Old order Mennonites

These are numerous groups that share conservative dress codes and traditions. Old-order Mennonites do not participate in politics or other activities that they consider worldly and sinful. This group ensures that their children go to a Mennonite-oriented school.

The Stauffer Mennonites are one of the subgroups in this category. In addition to being the most conservative Mennonites, Stauffer Mennonites forbid the use of technology and fancy clothing.

The Horse and Buggy Mennonites are the other subgroup of Old Order Mennonites. This group is less conservative than the Stauffer Mennonites. However, they still wear plain clothing and interact with excommunicated church members. The Majority of Horse and Buggy Mennonites are not opposed to using tractors for farming.

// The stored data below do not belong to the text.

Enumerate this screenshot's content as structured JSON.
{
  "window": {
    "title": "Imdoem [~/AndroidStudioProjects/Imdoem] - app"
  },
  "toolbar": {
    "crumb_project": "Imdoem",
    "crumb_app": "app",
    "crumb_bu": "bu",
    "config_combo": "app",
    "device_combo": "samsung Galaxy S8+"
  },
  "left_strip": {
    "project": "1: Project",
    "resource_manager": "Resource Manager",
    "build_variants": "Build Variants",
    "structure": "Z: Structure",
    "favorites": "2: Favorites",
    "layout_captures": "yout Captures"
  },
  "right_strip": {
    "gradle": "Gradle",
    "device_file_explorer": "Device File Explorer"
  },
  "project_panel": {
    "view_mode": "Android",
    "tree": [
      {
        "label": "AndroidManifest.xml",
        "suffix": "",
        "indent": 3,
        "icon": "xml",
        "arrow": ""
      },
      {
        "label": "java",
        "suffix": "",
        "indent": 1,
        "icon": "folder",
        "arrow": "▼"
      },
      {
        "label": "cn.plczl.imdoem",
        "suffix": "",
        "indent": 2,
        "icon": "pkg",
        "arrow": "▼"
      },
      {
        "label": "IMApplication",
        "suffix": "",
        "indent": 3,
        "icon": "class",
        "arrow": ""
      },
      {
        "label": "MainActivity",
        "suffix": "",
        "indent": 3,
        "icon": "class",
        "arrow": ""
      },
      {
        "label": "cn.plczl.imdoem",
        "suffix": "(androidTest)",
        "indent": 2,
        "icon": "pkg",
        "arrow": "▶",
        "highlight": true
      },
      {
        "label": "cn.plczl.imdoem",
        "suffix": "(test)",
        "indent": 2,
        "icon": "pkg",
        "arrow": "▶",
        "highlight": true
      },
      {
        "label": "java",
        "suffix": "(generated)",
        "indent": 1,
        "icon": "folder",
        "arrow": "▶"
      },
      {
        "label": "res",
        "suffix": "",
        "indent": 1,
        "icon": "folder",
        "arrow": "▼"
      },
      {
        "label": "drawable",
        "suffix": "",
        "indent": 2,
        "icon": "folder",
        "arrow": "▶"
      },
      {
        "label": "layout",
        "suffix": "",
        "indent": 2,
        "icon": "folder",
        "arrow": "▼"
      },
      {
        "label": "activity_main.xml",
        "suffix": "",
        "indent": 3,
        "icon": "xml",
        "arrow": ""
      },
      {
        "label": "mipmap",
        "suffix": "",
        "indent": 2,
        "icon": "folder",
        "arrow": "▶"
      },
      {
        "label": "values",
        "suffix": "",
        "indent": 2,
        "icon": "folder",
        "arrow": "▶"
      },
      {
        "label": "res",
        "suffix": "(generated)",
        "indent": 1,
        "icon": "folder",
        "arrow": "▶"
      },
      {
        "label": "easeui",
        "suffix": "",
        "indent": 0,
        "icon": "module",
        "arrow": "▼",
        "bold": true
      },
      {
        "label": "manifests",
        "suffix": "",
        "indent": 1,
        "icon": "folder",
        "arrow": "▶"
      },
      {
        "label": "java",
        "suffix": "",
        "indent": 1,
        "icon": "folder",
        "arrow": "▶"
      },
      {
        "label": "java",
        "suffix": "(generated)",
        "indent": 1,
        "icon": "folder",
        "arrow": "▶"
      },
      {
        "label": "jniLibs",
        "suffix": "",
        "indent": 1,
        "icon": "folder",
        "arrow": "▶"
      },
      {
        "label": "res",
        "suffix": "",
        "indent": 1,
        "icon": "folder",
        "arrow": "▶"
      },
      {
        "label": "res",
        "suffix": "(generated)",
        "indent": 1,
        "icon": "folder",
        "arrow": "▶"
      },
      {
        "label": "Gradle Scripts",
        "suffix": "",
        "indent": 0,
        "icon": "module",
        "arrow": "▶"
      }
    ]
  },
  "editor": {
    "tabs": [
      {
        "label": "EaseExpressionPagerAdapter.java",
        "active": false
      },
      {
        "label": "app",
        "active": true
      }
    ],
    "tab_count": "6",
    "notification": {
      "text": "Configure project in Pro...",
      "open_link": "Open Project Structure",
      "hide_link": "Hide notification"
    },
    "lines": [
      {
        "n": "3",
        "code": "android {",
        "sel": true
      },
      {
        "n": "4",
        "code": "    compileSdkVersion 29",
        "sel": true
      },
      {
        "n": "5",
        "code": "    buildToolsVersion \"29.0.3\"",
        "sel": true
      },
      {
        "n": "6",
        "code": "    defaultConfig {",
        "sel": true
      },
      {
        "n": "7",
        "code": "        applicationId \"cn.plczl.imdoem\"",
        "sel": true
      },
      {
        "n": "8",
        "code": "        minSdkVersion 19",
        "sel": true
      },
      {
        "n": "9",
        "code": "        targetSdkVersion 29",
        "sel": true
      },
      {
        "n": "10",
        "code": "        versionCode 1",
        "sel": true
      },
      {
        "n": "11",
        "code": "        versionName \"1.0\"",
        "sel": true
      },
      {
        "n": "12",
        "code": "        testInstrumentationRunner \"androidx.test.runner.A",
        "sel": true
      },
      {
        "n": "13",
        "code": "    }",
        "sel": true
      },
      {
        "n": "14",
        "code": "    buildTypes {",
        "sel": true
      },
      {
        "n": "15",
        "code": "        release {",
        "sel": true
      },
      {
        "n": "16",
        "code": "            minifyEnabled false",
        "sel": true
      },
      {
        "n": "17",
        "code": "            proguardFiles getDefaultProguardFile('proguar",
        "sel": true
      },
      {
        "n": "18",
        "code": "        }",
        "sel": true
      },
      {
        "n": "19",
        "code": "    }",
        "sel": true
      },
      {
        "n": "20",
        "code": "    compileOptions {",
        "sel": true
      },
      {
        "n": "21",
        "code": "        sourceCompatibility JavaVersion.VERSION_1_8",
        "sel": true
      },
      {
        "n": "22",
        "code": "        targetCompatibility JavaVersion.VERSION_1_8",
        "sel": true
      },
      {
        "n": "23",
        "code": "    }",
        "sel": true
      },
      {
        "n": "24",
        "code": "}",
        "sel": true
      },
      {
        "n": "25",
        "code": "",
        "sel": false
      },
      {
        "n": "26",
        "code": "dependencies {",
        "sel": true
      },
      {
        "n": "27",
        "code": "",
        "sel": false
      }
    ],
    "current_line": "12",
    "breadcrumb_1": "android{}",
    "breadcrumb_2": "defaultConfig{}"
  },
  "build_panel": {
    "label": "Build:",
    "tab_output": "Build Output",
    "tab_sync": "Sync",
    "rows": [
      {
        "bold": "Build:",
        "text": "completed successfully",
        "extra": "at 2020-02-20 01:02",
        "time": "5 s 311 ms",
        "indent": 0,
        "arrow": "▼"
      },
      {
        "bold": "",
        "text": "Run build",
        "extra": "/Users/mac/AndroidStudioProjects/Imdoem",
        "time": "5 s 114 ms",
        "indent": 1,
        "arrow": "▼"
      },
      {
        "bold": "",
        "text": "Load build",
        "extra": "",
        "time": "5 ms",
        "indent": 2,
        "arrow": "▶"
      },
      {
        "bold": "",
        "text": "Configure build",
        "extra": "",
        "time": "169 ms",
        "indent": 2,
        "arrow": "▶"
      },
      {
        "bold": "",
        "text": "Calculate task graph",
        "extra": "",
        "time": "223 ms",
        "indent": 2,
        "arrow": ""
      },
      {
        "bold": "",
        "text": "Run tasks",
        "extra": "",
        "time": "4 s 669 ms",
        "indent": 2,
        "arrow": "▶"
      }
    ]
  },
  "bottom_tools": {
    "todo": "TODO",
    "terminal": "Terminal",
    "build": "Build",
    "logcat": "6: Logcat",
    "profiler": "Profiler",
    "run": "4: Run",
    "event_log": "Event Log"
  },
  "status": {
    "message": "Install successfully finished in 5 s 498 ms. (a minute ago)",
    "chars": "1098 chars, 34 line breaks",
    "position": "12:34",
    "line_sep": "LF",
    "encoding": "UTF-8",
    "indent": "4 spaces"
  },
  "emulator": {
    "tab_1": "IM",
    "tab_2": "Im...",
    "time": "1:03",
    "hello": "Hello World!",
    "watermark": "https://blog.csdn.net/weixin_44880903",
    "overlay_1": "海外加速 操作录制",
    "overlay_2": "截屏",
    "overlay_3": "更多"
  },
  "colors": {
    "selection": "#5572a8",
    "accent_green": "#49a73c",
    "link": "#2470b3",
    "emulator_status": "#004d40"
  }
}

Automobile Mennonites make up the last group of Old Order Mennonites. They share lots of similarities with Horse and Buggy Mennonites. As the name suggests, Automobile Old Order Mennonites adopted the use of cars in 1927. To adhere to their conservative beliefs, these Mennonites only drive cars with plain painting (black and white).

Conservative Mennonites

As the name suggests, these Mennonites are extremely reserved, so much so that they do not allow televisions or radios. They are also very selective about the technology they allow into their lives.

Progressive Mennonite

This is the most liberal group of Mennonites today. A distinct characteristic of these Mennonites is their inclusion of homosexual members in their places of worship. A good example of such a church is the Germantown Mennonite Church in Pennsylvania.